21st century skills expertise
The plan’s success is critical. Only one in four employers today think two-year and four-year colleges are doing a good job preparing students for the challenges of the global economy, according to a recent survey conducted by Hart Research Associates on behalf of the Association of American Colleges and Universities. That number is alarmingly low and it highlights the beliefs of many employers: Our students are inadequately prepared to meet the expectations set by the companies that hire them. This is no doubt linked to student preparation and progress made from kindergarten all the way through graduate school.
The lack of preparation and engagement could be dramatically changed by leveraging the power of technology to provide personalized learning for all. As noted by Karen Cator, director of the Office of Educational Technology for the U.S. Department of Education, technology is a “force multiplier” for teachers.
Integrating technology into the curriculum helps build the skills students need while at the same time making it easier for teachers to assess the development of these skills over time. A plan built on this foundation of personalized interaction between student and teacher, as well as content and assessment and their delivery mode, will help education follow the lead of many other industries, which have embraced technological innovations.
McGraw-Hill Education fully supports the proposed National Ed Tech Plan, as it addresses and aligns with the needs of 21st century teachers and students. The creative and effective use of technology will build collaborative, creative, and effective learning environments, and transform education and training in the same way technology has helped to transform the private sector.
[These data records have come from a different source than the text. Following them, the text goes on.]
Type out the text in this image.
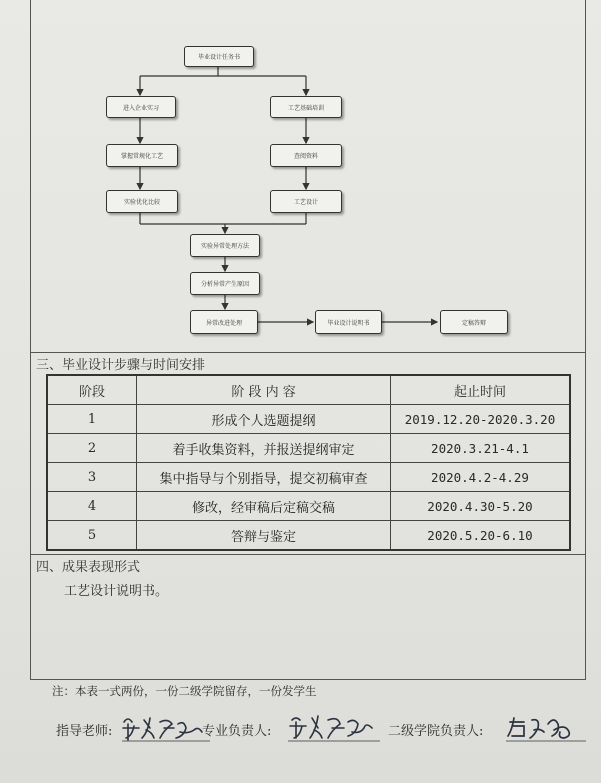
毕业设计任务书
进入企业实习	工艺基础培训
掌握常规化工艺	查阅资料
实验优化比较	工艺设计
实验异常处理方法
分析异常产生原因
异常改进处理	毕业设计说明书	定稿答辩
三、毕业设计步骤与时间安排
阶段	阶 段 内 容	起止时间
1	形成个人选题提纲	2019.12.20-2020.3.20
2	着手收集资料，并报送提纲审定	2020.3.21-4.1
3	集中指导与个别指导，提交初稿审查	2020.4.2-4.29
4	修改，经审稿后定稿交稿	2020.4.30-5.20
5	答辩与鉴定	2020.5.20-6.10
四、成果表现形式
工艺设计说明书。
注：本表一式两份，一份二级学院留存，一份发学生
指导老师:	专业负责人:	二级学院负责人:
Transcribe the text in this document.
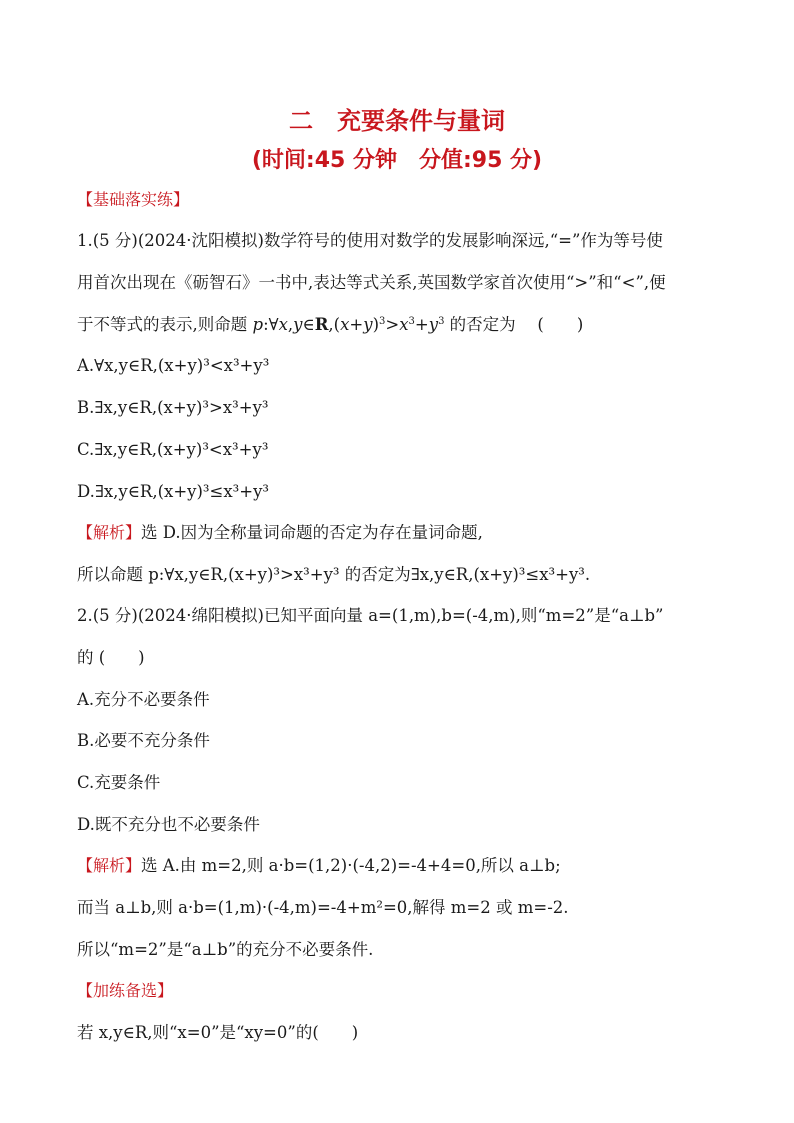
二　充要条件与量词
(时间:45 分钟　分值:95 分)
【基础落实练】
1.(5 分)(2024·沈阳模拟)数学符号的使用对数学的发展影响深远,“=”作为等号使
用首次出现在《砺智石》一书中,表达等式关系,英国数学家首次使用“>”和“<”,便
于不等式的表示,则命题 $p:\forall x,y\in R,(x+y)^3>x^3+y^3$ 的否定为　 (　　)
A.∀x,y∈R,(x+y)³<x³+y³
B.∃x,y∈R,(x+y)³>x³+y³
C.∃x,y∈R,(x+y)³<x³+y³
D.∃x,y∈R,(x+y)³≤x³+y³
【解析】选 D.因为全称量词命题的否定为存在量词命题,
所以命题 p:∀x,y∈R,(x+y)³>x³+y³ 的否定为∃x,y∈R,(x+y)³≤x³+y³.
2.(5 分)(2024·绵阳模拟)已知平面向量 a=(1,m),b=(-4,m),则“m=2”是“a⊥b”
的 (　　)
A.充分不必要条件
B.必要不充分条件
C.充要条件
D.既不充分也不必要条件
【解析】选 A.由 m=2,则 a·b=(1,2)·(-4,2)=-4+4=0,所以 a⊥b;
而当 a⊥b,则 a·b=(1,m)·(-4,m)=-4+m²=0,解得 m=2 或 m=-2.
所以“m=2”是“a⊥b”的充分不必要条件.
【加练备选】
若 x,y∈R,则“x=0”是“xy=0”的(　　)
Technology will help convert highly skilled learners into highly skilled workers who are well equipped to excel in today’s global knowledge economy.
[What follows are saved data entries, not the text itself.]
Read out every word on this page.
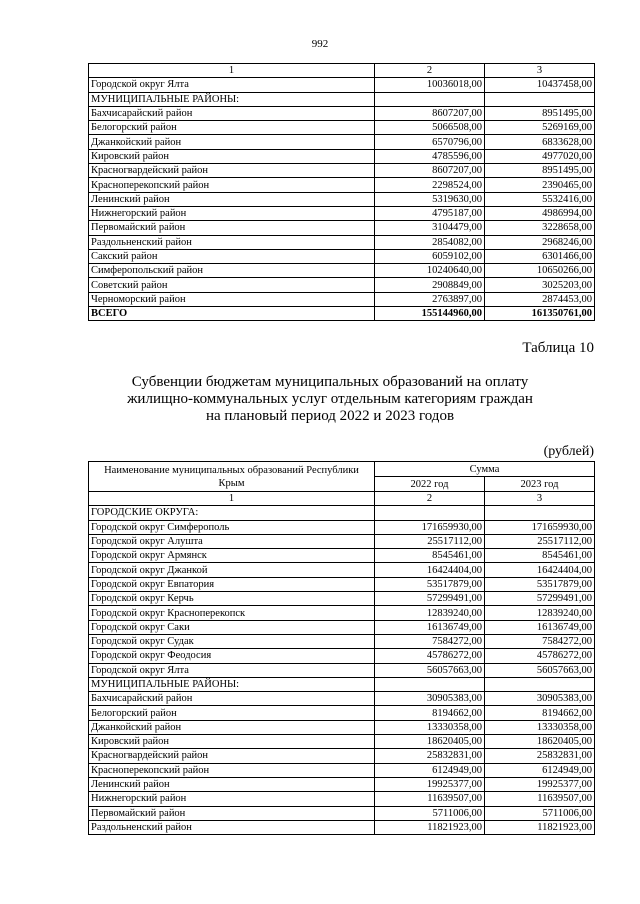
992
1	2	3
Городской округ Ялта	10036018,00	10437458,00
МУНИЦИПАЛЬНЫЕ РАЙОНЫ:		
Бахчисарайский район	8607207,00	8951495,00
Белогорский район	5066508,00	5269169,00
Джанкойский район	6570796,00	6833628,00
Кировский район	4785596,00	4977020,00
Красногвардейский район	8607207,00	8951495,00
Красноперекопский район	2298524,00	2390465,00
Ленинский район	5319630,00	5532416,00
Нижнегорский район	4795187,00	4986994,00
Первомайский район	3104479,00	3228658,00
Раздольненский район	2854082,00	2968246,00
Сакский район	6059102,00	6301466,00
Симферопольский район	10240640,00	10650266,00
Советский район	2908849,00	3025203,00
Черноморский район	2763897,00	2874453,00
ВСЕГО	155144960,00	161350761,00
Таблица 10
Субвенции бюджетам муниципальных образований на оплату
жилищно-коммунальных услуг отдельным категориям граждан
на плановый период 2022 и 2023 годов
(рублей)
Наименование муниципальных образований Республики Крым	Сумма	
	2022 год	2023 год
1	2	3
ГОРОДСКИЕ ОКРУГА:		
Городской округ Симферополь	171659930,00	171659930,00
Городской округ Алушта	25517112,00	25517112,00
Городской округ Армянск	8545461,00	8545461,00
Городской округ Джанкой	16424404,00	16424404,00
Городской округ Евпатория	53517879,00	53517879,00
Городской округ Керчь	57299491,00	57299491,00
Городской округ Красноперекопск	12839240,00	12839240,00
Городской округ Саки	16136749,00	16136749,00
Городской округ Судак	7584272,00	7584272,00
Городской округ Феодосия	45786272,00	45786272,00
Городской округ Ялта	56057663,00	56057663,00
МУНИЦИПАЛЬНЫЕ РАЙОНЫ:		
Бахчисарайский район	30905383,00	30905383,00
Белогорский район	8194662,00	8194662,00
Джанкойский район	13330358,00	13330358,00
Кировский район	18620405,00	18620405,00
Красногвардейский район	25832831,00	25832831,00
Красноперекопский район	6124949,00	6124949,00
Ленинский район	19925377,00	19925377,00
Нижнегорский район	11639507,00	11639507,00
Первомайский район	5711006,00	5711006,00
Раздольненский район	11821923,00	11821923,00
As noted in the plan, technology will increase student engagement and provide greater opportunities to monitor and assess students’ achievement throughout their learning careers. We fully support accelerating the use of technology in classrooms to enable the delivery of digital learning content and to give instructors and educators uniform, real-time, and transparent methods of assessing, tracking, and improving student outcomes.
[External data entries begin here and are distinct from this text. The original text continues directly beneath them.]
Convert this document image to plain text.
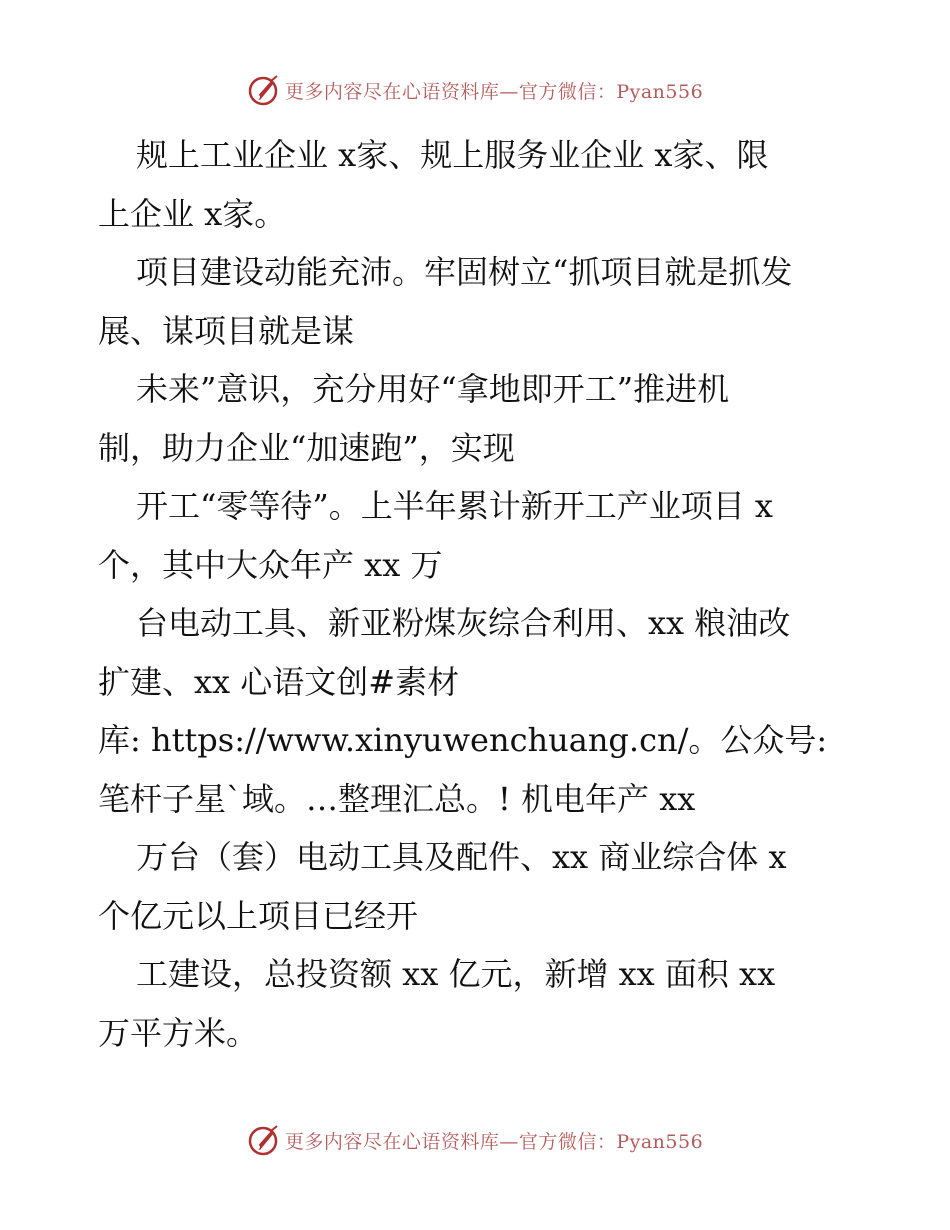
更多内容尽在心语资料库—官方微信：Pyan556
规上工业企业 x家、规上服务业企业 x家、限
上企业 x家。
项目建设动能充沛。牢固树立“抓项目就是抓发
展、谋项目就是谋
未来”意识，充分用好“拿地即开工”推进机
制，助力企业“加速跑”，实现
开工“零等待”。上半年累计新开工产业项目 x
个，其中大众年产 xx 万
台电动工具、新亚粉煤灰综合利用、xx 粮油改
扩建、xx 心语文创#素材
库: https://www.xinyuwenchuang.cn/。公众号:
笔杆子星`域。…整理汇总。! 机电年产 xx
万台（套）电动工具及配件、xx 商业综合体 x
个亿元以上项目已经开
工建设，总投资额 xx 亿元，新增 xx 面积 xx
万平方米。
更多内容尽在心语资料库—官方微信：Pyan556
The real question now is: What comes next? How do we convert the plan into action? Among other things, we need funding, infrastructure, broadband, and a standard for platforms. We support the administration’s initiatives in these areas and hope our industry will join in support.
Companies like McGraw-Hill Education can help to advance the plan by creating or more widely implementing innovative tools and resources. Alongside our peers, we anticipate leading this charge. With 100 percent of our K-12 content available digitally and 95 percent of our higher education content following suit, we hope to help all stakeholders in U.S. education embrace and adopt digital delivery.
It is essential that any new technology incorporate the best of adaptive learning and smart software in order to overcome any barriers to learning. These new tools also must contribute to enhanced classroom learning, consistency of learning opportunities across regions, and reduced operational costs.
We must develop products and services that support this plan and President Obama’s ambitious 2020 goal that all students graduate high school and become college and career ready. In addition, these products and services must support future changes in the education system brought about by new technologies, different economic conditions, shifting workforce trends, and other factors. We need to build an infrastructure that can handle such change gracefully and efficiently so our teachers and students can benefit from ongoing innovation.